Por eso el matrimonio fue considerado siempre y en todas partes como algo santo y su celebración estaba rodeada de fiestas religiosas. Cuando se capta la profundidad del matrimonio se sabe que los esposos se aman mutuamente en su relación a Dios. Si Dios creó para Adán una hembra que fuera su complemento, podemos suponer que Eva no iba a ser sólo ayuda en la realización de su ser natural, sino también en el perfeccionamiento de su ser elevado sobrenaturalmente. Adán y Eva debían cultivar la tierra en común y del mismo modo debían lograr su máxima plenitud en Dios, ayudándose recíprocamente.

La virtud y fuerza salvadoras del matrimonio están testificadas en ese su origen divino y, por tanto, en él está prefigurada su sacramentalidad; los Padres de la Iglesia y teólogos de la cristiandad interpretando Ef. 5, 21-33, creen que la narración del Génesis prefigura la sacramentalidad del matrimonio de un modo más perfecto todavía, algunos de los primeros escolásticos, exagerando un poco, llegan a decir que el matrimonio sacramental fue instituido en el Paraíso.
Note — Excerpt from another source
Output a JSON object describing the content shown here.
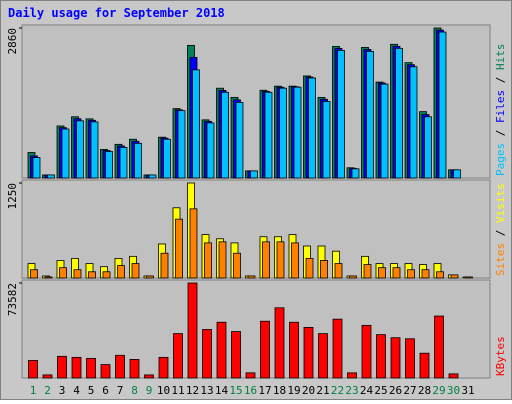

El texto de la Epístola a los Efesios dice: “Sujetos los unos a los otros en el temor de Cristo. Las casadas estén sujetas a sus maridos como al Señor; porque el marido es la cabeza de la mujer, como Cristo es la cabeza de la Iglesia y salvador de su cuerpo. Y como la Iglesia está sujeta a Cristo, así las mujeres a sus maridos en todo. Vosotros, los maridos, amad a vuestras mujeres, como Cristo amó a la Iglesia y se entregó por ella para santificarla, purificándola mediante el lavado del agua con la palabra, a fin de presentársela así gloriosa, sin mancha o arruga o cosa semejante, sino santa e intachable. Los maridos deben amar a sus mujeres como a su propio cuerpo. El que ama a su mujer, a sí mismo se ama, y nadie aborrece jamás su propia carne sino que la alimenta y la abriga como Cristo a la Iglesia porque somos miembros de su cuerpo. Por esto dejará el varón a su padre y a su madre y se unirá a su mujer, y serán dos en una carne. Gran misterio éste, pero entendido de Cristo y de la Iglesia. Por lo demás, ame cada uno a su mujer, y ámela como a sí mismo, y la mujer reverencie a su marido.”

En estas palabras anuncia San Pablo que el texto del Génesis significa más que lo que dice su sentido inmediato. La expresión “misterio” puede entenderse como sentido misterioso y escondido o como realidad misteriosa, revelada ahora y captable mediante la fe. Según la primera interpretación, la proposición paulina que sigue al texto del Génesis significa: estas palabras de la Escritura tienen, además del literal, un sentido profundo y misterioso; lo refiero a Cristo y a la Iglesia. Según la segunda interpretación significa: este misterio es grande; lo digo de la revelación de Cristo y de la Iglesia. Objetivamente ambas interpretaciones van a parar a lo mismo: según San Pablo, el texto del Génesis no sólo expresa la institución del matrimonio humano, sino que preanuncia la comunidad entre Cristo y la Iglesia, pre-revelada en el matrimonio humano; el texto del Génesis es una promesa. Cuando Cristo vino y tomó a la Iglesia por esposa, se reveló quién era en definitiva el hombre, que lo dejó todo por ir con su esposa; entonces se aclaró qué es lo que significa el “convertirse en una sola carne”. En la relación Cristo-Iglesia se cumple hasta el límite todo lo que había sido siempre aludido en el matrimonio. La comunidad entre varón y mujer era un proyecto de la comunidad de Cristo y de la Iglesia. Cfr. A. Wikenhauser, Dir Kirche ais der mystische Leib Christi nach dem Apostel Paulus, 1937, 206-207.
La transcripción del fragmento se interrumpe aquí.